If the goal for you is to intentionally spend your time on the things that move you closer to your aspirations, YouTube, subreddits and smartphones won't necessarily do that so make that conscious effort to protect yourself from these distractions.

I'm not saying smartphones are the devil but know that you won't die from disconnecting for 2-3 hours.

11) Have Fun

I emphatically support the idea of having fun. We're not going for some masochistic self-punishing, anti-fun, anti-phone, anti-freedom, scheduled regime here. But we are advocating for accountability to ourselves and our aspirations.

Things can 100% change, long-term goals can 100% change and if something no longer brings you joy, then you should definitely reflect and re-evaluate as needed.

The point being that if you have a personal conversation with yourself about your goals and you no longer have fun with your focused work, then that's something worth investigating.

I love working in a coffee shop and feeling like I'm making headway in my goals. I know I sacrifice social time with friends, mind-numbing vegging out on a couch with my wife and napping just cause I have nothing else to do, but I thoroughly enjoy making content, trying new things, and pushing myself.

So just make sure you do enjoy it. Plus, part of the whole scheduling your day habit is that you can build in dedicated time to do those very things when you want to.

12) Focus On The Growth

Perspective is important. I think depending on what you are aspiring to do, it is important to check your biases and have perspective because false narratives and negative talk has probably killed a lot of amazing ideas in the world.

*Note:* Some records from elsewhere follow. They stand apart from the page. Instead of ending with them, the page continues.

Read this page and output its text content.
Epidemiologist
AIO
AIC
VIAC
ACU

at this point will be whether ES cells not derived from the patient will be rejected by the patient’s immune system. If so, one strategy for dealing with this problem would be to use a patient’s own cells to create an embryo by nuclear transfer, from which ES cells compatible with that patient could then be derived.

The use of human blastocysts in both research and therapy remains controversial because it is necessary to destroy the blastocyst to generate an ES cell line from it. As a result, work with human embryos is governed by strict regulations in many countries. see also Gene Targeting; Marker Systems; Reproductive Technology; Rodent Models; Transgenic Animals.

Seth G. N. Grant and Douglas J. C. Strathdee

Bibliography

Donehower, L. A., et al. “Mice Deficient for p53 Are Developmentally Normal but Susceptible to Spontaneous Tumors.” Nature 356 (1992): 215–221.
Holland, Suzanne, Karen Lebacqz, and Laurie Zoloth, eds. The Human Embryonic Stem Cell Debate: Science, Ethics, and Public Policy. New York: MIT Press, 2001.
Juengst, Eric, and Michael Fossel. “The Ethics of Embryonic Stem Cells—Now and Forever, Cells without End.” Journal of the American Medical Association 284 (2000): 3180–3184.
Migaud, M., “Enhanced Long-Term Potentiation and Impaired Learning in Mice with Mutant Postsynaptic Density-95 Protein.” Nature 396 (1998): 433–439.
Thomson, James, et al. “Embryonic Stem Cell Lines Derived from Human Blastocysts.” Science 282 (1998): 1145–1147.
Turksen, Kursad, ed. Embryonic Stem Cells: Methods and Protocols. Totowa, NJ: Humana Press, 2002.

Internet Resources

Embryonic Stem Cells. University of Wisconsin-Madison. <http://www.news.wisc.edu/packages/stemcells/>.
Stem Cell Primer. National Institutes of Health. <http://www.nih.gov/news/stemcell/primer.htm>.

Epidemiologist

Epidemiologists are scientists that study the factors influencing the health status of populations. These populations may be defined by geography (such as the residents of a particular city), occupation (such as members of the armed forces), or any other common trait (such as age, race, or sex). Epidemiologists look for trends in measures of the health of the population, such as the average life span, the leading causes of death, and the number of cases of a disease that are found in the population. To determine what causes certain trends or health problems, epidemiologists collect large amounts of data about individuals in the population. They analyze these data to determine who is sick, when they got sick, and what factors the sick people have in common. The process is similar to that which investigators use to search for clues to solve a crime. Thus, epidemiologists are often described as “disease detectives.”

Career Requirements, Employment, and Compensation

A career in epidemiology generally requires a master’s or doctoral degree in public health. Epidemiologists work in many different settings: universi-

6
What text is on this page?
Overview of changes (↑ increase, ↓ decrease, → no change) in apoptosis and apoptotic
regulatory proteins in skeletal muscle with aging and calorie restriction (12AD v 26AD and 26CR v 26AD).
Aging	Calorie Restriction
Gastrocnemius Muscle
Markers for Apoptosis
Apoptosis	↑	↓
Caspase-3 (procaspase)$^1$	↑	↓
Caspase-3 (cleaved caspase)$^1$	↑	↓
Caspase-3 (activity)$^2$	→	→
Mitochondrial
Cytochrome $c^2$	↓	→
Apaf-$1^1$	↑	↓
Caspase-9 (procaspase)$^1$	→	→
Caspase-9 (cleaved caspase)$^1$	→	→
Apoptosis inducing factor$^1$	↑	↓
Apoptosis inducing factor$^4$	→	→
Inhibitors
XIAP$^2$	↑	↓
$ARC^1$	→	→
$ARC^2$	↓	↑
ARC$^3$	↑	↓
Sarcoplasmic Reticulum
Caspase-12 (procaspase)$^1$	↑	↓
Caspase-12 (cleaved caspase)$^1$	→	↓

It's always hard to start. It's always hard to acknowledge your successes and we are taught to think of all the what-if's that could go wrong.

Instead of thinking of what could go wrong, it's important to also spend time thinking about what could go right.

Start acknowledging how far you've come, how much you've learned already, and how much you can do as you gain skills. For whatever reason, there are a lot of biases to assume natural talent over perseverance. If you're a painter or musician, it's because of talent and not hard work. But every moment you are trying, you are persevering and you are focusing on your craft is a moment of growth.

So focus on that. Don't focus on the pain, the hurdles and challenges you anticipate along the way. Think of the growth you've already achieved and the growth you will continue to achieve.

13) Actions Matter More

Walk the way if you can talk the talk. Actions matter more than any hypothetical that you think. Don't just read, understand and forget. Implement what you learned even if you can't implement everything.

13 tips is too many? Pick one or two that you can implement starting today. Just do it. A company decided to and went from $877 million to $9.2 billion in the span of a 10-year campaign.